Nous reprenons la voiture, direction la baie de San Francisco où se situe l’image emblématique de la ville, le Golden Gate Bridge. Vu le temps magnifique, nous l’admirons en long et en large. Quelle chance de ne pas avoir de brouillard ! Puis nous nous rendons au Golden Gate Park où la ville a fait construire une véritable petiet oasis avec une serre, un immense jardin botanique, un jardin des thés japonais, une bonsaïeraie ainsi qu’un lac, le Stow Lake qui a servi de décor en 1996 au film culte : The Rock.

 

Le soir, nous allons nous restaurer dans Chinatown et profitons de découvrir ce quartier.

 

Ce matin, nous avons rendez-vous au Pier 33 à 8 h 30 pour aller visiter Alcatraz. Aujourd’hui, changement de décor, il fait plus frais et Alcatraz est dans la brume. Ça ajoute un côté peu rassurant à cette visite.

La prison a été construite sur une île de 500 mètres de long. Elle est restée en fonction de 1934 à 1963 ; avec ses quartiers de haute sécurité aucun des prisonniers ne put s’échapper. De toute manière, les violents courants marins, les requins et la température basse de l’eau auraient eu raison d’eux. Le plus célèbre des prisonniers n’était autre que Al Capone qui y résida un peu plus de quatre ans.

 

Après une visite fascinante de presque trois heures, traversée de la baie incluse et avec un guide audio racontant des anecdotes par des prisonniers, des gardiens et des familles, nous rejoignons les quais, à Fisherman’s Warf. Par curiosité nous nous rendons au Pier 39 où, paraît-il, des centaines d’otaries ont élu domicile. Il est indiqué dans notre guide qu’avant de les voir, nous allons les sentir et les entendre. Je peux vous confirmer que c’est bien vrai !

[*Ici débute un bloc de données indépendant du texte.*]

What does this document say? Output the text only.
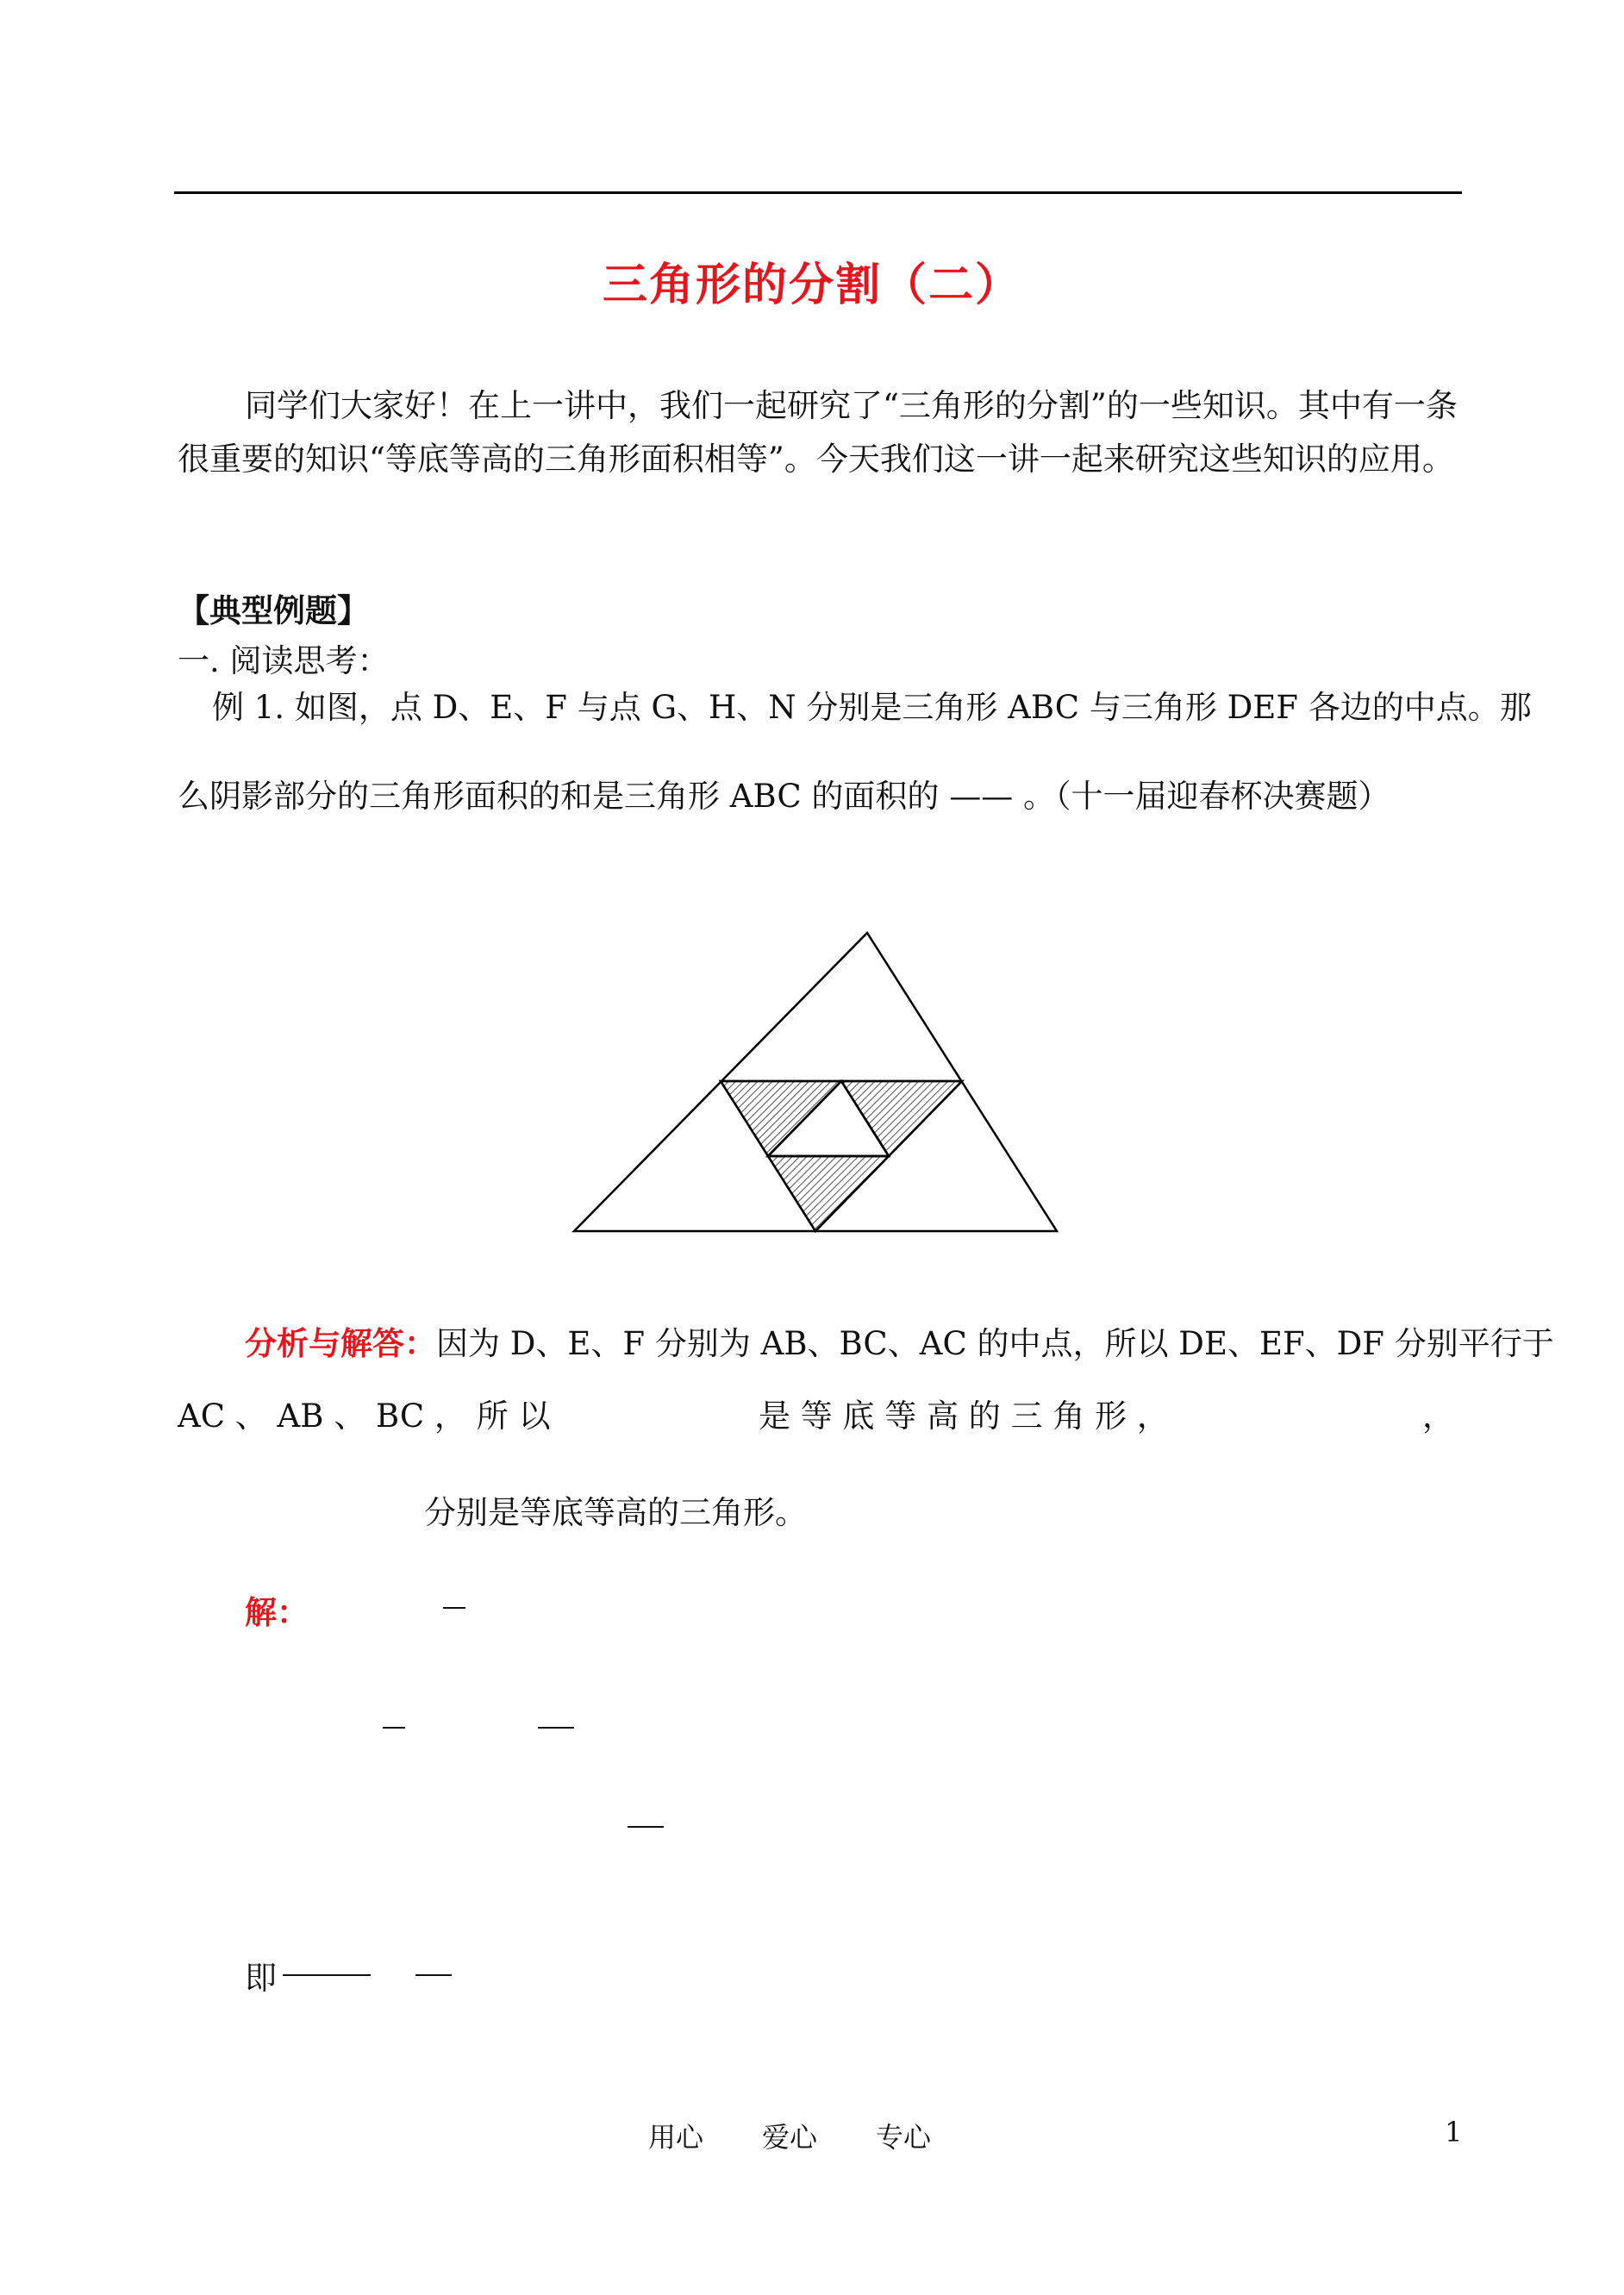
三角形的分割（二）
同学们大家好！在上一讲中，我们一起研究了“三角形的分割”的一些知识。其中有一条很重要的知识“等底等高的三角形面积相等”。今天我们这一讲一起来研究这些知识的应用。
【典型例题】
一. 阅读思考：
例 1. 如图，点 D、E、F 与点 G、H、N 分别是三角形 ABC 与三角形 DEF 各边的中点。那
么阴影部分的三角形面积的和是三角形 ABC 的面积的 —— 。（十一届迎春杯决赛题）
分析与解答：因为 D、E、F 分别为 AB、BC、AC 的中点，所以 DE、EF、DF 分别平行于
AC 、 AB 、 BC ， 所 以	是 等 底 等 高 的 三 角 形 ，	，
分别是等底等高的三角形。
解：
即
用心 爱心 专心	1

Le quartier est très sympa, des artistes animent les rues. Nous flânons dans la ville. Puis nous nous dirigeons sur Power Street afin d’admirer d’un peu plus près les fameux cable cars, tramways en fonction depuis 1873. Le mécanisme est simple, un câble souterrain défile à une vitesse constante de 15 km/h. Le conducteur actionne une pince pour le faire avancer ou le relâche pour l’arrêter. Un métier très physique.

 

Pour notre dernière soirée, nous nous dirigeons au centre ville afin d’y admirer les buildings éclairés.

 

Ce matin, nous ne sommes pas pressés. Nous devons être à l’aéroport vers les 14 h 00. Nous avons vu l’essentiel de la ville. Nous avons du temps mais pas assez pour « sortir du quartier ». Nous décidons d’aller visiter le musée du cable car. Nous y allions sans grande conviction mais ce choix s’avéra très instructif et intéressant.

 

Notre shuttle est arrivé, il est déjà l’heure de nous rendre à l’aéroport international. Un dernier repas à l’américaine et nous voilà embarqués dans un Boeing 747-400, vol n° 284 de British Airways. Après plus de 10 heures de vol, nous atterrissons à Londres Heathrow. Moins de trois heures d’attente et nous voilà dans le vol n° 732 en direction de la maison…

Nous gardons de notre visite de l’Ouest un excellent souvenir.

 

Un programme riche et complet qui nous a permis de découvrir les points essentiels de cette partie du pays.